GPT-5.4 arrives as its rival fights the Pentagon — and a war for the future of AI intensifies
The timing was not accidental. With Anthropic still reeling from a Pentagon designation that triggered a lawsuit threat just days earlier, OpenAI unveiled its most capable model yet — a calculated strike into the markets its embattled rival has been courting most aggressively.
GPT-5.4, released Thursday across ChatGPT, the API, and Codex, is engineered for the professional workplace. It writes investment memos, builds financial models inside Excel and Google Sheets, browses the web with greater precision, and — for the first time in a general-purpose OpenAI model — operates computers natively, executing multi-step tasks across applications without human hand-holding. On OSWorld-Verified, an autonomous computer-use benchmark, it scored 75.0%, clearing the human baseline and leaving its predecessor's 47.3% in the dust.
The model is faster, cheaper to run, and more honest. OpenAI says it produces 33% fewer false claims than GPT-5.2 and consumes 47% fewer tokens in complex agentic workflows. On GDPval, a benchmark simulating professional knowledge work across 44 occupations, GPT-5.4 matched or outperformed industry professionals in 83% of tasks. On a simulation of junior investment banking analyst work, it scored 87.5% — up nearly 20 percentage points from GPT-5.2's 68.4%. Walleye Capital's head of Intelligence Solutions confirmed that internal finance and Excel assessments showed a 30 percentage point accuracy improvement over prior models.

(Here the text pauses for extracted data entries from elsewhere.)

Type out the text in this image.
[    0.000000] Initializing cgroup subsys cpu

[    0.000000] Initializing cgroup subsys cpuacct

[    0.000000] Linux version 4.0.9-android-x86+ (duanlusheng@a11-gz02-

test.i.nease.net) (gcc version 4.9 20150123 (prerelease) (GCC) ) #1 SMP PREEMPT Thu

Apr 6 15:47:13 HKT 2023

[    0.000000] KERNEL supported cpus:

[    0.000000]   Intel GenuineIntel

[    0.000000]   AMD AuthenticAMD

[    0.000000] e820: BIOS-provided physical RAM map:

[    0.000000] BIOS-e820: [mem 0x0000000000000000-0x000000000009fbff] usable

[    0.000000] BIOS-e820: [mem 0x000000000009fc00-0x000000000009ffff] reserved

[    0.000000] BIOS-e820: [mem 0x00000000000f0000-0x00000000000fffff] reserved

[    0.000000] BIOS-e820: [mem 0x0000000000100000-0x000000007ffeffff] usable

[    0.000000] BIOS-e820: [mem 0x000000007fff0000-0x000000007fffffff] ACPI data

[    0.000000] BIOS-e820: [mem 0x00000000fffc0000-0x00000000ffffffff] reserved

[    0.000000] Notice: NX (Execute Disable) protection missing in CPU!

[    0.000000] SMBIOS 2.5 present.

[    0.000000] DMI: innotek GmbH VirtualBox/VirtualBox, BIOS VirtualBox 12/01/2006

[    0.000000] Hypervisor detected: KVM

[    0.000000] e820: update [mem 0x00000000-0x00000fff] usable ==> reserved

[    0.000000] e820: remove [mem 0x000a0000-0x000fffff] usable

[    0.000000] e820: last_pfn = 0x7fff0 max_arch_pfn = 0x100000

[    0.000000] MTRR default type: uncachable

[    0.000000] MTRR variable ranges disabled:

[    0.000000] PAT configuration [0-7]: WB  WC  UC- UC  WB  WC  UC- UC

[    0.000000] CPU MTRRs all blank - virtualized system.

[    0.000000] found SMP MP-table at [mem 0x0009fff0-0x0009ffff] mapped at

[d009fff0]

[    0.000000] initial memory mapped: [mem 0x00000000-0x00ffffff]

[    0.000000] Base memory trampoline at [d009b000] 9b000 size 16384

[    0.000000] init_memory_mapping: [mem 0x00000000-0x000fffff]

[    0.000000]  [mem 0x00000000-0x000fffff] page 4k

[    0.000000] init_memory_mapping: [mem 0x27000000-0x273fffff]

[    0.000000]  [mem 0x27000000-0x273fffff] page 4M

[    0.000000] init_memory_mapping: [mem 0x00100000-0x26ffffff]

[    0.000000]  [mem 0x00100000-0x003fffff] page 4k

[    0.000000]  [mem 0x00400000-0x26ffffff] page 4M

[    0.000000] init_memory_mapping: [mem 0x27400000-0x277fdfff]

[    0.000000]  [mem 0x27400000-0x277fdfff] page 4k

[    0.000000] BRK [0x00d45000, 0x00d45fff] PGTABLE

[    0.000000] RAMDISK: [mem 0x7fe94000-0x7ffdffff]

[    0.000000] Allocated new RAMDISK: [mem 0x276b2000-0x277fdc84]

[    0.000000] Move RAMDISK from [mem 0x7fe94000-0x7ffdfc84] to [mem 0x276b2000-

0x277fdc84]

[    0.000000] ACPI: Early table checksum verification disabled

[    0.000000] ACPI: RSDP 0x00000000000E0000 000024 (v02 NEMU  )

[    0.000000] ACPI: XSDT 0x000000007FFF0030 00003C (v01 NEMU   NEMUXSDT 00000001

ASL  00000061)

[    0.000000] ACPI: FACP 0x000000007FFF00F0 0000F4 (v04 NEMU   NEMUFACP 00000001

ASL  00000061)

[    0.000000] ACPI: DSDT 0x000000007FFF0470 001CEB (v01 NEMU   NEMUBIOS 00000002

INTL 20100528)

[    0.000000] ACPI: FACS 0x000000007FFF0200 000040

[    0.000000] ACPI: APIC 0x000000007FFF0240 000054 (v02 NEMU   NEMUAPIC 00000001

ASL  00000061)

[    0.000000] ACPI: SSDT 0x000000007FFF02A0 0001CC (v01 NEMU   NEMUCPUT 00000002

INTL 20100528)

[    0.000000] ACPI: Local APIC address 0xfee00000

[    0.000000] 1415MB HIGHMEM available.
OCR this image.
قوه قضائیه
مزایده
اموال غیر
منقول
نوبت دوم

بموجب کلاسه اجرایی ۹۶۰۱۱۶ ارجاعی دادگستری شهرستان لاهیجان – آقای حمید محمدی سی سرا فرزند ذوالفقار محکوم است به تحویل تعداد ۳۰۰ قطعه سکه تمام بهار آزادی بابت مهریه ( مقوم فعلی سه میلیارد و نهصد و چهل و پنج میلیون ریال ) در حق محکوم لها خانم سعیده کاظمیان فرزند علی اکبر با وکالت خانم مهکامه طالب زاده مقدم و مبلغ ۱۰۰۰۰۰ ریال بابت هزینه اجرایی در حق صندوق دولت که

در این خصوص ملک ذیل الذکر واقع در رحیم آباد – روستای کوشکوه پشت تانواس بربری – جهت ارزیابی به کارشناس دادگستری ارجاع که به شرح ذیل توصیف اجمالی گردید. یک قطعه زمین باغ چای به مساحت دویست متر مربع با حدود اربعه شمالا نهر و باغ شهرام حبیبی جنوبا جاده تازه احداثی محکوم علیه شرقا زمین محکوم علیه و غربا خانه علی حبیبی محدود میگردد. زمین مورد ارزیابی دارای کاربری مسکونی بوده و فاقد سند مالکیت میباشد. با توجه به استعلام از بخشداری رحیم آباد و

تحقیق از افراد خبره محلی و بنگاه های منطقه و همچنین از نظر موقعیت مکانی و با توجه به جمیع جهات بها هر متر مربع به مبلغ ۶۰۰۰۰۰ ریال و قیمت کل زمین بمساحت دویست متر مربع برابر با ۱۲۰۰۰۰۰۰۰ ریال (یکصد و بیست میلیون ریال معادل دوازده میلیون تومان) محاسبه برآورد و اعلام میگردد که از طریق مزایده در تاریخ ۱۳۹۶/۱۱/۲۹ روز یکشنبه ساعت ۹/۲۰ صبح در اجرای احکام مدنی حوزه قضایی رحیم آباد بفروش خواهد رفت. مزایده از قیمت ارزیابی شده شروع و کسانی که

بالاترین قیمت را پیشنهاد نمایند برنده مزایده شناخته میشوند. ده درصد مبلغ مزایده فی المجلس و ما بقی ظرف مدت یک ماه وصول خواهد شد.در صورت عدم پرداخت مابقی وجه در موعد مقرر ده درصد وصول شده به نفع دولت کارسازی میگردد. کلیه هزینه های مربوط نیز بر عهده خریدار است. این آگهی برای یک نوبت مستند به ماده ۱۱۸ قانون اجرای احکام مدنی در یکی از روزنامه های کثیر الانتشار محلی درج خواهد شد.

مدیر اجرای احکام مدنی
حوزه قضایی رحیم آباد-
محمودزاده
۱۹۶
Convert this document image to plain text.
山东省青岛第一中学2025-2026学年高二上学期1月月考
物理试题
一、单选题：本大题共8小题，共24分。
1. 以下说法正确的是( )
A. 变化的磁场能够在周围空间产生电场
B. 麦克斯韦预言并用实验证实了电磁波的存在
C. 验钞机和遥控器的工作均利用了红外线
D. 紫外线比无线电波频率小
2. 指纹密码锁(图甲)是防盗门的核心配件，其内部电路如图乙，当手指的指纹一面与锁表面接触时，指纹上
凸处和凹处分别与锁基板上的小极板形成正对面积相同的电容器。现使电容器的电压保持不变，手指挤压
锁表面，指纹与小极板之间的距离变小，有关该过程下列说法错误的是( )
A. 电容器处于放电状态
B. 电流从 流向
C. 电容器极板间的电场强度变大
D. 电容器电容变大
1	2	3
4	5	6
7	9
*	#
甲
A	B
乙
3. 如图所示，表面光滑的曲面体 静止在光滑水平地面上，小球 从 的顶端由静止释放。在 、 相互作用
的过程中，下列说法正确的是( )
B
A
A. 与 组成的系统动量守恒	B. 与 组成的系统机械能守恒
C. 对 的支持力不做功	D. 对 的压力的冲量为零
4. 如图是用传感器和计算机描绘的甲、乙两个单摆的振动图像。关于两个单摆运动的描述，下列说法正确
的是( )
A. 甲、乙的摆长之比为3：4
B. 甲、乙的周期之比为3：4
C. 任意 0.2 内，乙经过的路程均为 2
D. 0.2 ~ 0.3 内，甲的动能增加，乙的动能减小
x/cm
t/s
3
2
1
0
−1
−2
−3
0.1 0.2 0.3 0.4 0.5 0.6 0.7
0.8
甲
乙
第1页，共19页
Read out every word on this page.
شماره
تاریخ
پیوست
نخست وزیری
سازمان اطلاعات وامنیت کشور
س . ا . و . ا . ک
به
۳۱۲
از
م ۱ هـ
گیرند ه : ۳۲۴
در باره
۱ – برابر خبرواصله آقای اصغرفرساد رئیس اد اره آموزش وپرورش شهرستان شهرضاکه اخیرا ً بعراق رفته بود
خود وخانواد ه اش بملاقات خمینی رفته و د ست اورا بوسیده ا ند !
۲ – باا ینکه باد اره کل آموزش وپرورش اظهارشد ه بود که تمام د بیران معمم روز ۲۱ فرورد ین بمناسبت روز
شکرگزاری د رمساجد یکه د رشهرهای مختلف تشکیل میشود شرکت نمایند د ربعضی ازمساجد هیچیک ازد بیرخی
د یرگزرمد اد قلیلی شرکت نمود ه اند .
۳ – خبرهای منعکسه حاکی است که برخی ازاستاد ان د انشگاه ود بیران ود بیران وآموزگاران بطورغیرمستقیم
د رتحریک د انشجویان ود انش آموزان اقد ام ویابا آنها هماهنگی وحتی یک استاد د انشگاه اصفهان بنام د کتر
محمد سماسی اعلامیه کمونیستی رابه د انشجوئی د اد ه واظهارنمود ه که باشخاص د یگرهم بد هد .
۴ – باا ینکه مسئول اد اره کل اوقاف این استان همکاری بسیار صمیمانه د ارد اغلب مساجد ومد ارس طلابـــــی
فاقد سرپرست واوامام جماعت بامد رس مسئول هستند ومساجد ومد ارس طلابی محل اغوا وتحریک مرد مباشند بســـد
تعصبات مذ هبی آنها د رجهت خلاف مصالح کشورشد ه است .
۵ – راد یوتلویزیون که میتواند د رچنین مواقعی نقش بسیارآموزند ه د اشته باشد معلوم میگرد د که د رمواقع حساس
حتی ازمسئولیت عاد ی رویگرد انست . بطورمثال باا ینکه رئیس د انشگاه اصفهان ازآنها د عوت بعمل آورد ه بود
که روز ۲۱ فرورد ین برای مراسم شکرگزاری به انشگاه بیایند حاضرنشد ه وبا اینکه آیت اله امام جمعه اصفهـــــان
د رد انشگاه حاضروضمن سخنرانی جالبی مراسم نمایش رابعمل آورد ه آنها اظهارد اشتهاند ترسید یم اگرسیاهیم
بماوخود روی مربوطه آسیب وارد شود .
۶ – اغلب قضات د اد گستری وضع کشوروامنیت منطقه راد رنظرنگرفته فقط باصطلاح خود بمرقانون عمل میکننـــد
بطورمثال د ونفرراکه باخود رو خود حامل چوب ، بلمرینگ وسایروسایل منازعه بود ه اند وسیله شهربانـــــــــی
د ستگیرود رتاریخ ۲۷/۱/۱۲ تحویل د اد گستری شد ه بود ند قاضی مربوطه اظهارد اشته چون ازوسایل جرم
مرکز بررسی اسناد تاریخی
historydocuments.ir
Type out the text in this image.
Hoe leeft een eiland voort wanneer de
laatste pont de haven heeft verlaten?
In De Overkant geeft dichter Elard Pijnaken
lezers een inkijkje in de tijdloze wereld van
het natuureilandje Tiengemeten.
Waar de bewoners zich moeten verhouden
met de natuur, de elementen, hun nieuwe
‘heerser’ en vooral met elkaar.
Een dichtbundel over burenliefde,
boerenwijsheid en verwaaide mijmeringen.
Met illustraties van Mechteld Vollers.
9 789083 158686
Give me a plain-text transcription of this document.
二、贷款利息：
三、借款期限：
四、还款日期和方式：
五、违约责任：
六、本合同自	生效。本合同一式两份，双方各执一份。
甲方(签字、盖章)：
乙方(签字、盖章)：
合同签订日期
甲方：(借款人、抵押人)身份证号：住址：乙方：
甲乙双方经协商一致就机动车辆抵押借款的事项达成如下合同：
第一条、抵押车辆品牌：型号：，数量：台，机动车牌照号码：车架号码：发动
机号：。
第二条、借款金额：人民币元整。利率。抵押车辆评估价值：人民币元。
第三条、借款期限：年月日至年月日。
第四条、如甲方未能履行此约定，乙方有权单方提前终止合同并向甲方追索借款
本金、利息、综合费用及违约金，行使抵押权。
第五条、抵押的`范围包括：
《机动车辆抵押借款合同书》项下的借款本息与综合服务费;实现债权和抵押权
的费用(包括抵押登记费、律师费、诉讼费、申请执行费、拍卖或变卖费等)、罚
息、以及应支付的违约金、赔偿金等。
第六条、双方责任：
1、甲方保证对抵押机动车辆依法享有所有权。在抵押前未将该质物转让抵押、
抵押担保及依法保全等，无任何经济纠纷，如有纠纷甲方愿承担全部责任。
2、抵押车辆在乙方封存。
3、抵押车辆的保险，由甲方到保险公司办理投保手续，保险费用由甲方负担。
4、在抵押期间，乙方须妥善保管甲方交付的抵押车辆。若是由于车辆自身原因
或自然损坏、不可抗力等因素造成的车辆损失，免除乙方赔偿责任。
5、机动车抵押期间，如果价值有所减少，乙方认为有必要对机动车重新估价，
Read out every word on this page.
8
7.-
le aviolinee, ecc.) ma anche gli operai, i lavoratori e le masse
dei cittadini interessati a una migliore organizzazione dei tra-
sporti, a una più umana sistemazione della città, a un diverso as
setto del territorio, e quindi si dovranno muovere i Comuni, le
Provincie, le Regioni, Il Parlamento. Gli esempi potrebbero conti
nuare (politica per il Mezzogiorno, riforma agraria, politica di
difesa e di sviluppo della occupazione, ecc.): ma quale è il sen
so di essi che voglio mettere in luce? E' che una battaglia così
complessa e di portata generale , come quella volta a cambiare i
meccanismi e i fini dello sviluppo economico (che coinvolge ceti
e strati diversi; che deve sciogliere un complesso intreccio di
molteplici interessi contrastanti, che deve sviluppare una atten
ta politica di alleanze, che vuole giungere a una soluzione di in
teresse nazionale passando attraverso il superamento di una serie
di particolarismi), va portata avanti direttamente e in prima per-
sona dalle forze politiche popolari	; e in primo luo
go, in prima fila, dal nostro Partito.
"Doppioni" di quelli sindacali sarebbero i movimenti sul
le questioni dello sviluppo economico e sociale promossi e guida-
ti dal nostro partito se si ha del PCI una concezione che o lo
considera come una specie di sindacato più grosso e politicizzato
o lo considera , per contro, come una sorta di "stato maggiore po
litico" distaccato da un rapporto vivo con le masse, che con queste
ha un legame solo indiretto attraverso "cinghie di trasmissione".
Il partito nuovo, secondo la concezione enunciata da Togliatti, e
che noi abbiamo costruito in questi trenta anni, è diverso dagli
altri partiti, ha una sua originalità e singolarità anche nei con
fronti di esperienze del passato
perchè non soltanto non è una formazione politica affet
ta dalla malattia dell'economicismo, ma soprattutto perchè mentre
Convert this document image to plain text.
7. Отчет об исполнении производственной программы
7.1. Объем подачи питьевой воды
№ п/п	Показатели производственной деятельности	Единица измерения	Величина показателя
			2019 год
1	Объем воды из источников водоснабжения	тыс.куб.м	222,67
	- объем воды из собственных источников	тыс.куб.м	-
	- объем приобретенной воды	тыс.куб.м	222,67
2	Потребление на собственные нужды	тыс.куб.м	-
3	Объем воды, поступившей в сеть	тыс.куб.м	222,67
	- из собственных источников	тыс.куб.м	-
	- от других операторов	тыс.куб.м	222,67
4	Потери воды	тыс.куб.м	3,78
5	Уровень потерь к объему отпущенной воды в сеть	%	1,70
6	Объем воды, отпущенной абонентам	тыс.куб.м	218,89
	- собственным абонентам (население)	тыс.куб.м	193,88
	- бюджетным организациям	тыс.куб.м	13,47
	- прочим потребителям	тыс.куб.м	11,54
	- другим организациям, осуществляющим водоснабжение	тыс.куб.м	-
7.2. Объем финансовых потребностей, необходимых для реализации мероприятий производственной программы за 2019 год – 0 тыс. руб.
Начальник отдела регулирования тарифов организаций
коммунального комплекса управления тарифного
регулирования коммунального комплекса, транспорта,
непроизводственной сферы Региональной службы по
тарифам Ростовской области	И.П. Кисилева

For the financial sector — the exact territory Anthropic's Claude Opus 4.6 had been targeting since February — the message from OpenAI was unmistakable.
The other story unfolding Thursday was darker, and far more consequential.
Anthropic's dispute with the Pentagon had been simmering for weeks. The Department of Defense, under Defense Secretary Pete Hegseth, demanded unrestricted access to Anthropic's AI systems for government use. Anthropic refused, drawing firm lines against two applications: mass surveillance of American citizens and autonomous weapons operating without human oversight. Negotiations collapsed. Hegseth responded by designating Anthropic a "supply chain risk" — a classification ordinarily reserved for foreign adversaries and hostile state actors — and terminated the government relationship entirely.
Anthropic announced it will sue the Pentagon over the designation.
While those talks were deteriorating, OpenAI was negotiating its own agreement with the DoD — and succeeded. The result is a decisive asymmetry: one AI company now has a framework agreement with the federal government; the other has been branded a national security threat.
Public reaction cleaved sharply along that fault line. Evaluators tracking user sentiment found a 295% spike in ChatGPT uninstalls following the disclosure of OpenAI's Pentagon deal, with significant numbers of users migrating to Claude in protest. The optics of one AI company securing a military contract while another was sued for refusing one proved polarizing in ways that benchmark scores could not smooth over.
Users who stayed had substantive complaints of their own. Developers reported that despite OpenAI advertising a one-million-token context window, the Codex CLI continues to display a 258,000-token limit — an inconsistency the company has not publicly addressed. Others noted that GPT-5.4 shipped just two days after GPT-5.3, compounding residual frustration from users who felt that model was inferior to GPT-5.2. A pattern is emerging: releases arriving faster than trust can be rebuilt.
"Wait and see" has become the prevailing posture among skeptical developers, some of whom raised a more fundamental concern — that the competitive pressure driving this pace of releases may be crowding out the careful alignment and safety work the moment demands.
The two stories of March 5, 2026, are not separate. They are the same story told from two angles: what happens when the most consequential technology ever built becomes a prize that governments want to control and companies race to deploy. OpenAI signed with the Pentagon. Anthropic drew a line and got labeled an enemy for it.
GPT-5.4 is impressive. But the more durable question — who gets to decide how these systems are used, and against whom — was not settled by any benchmark on Thursday. It may be settled in court.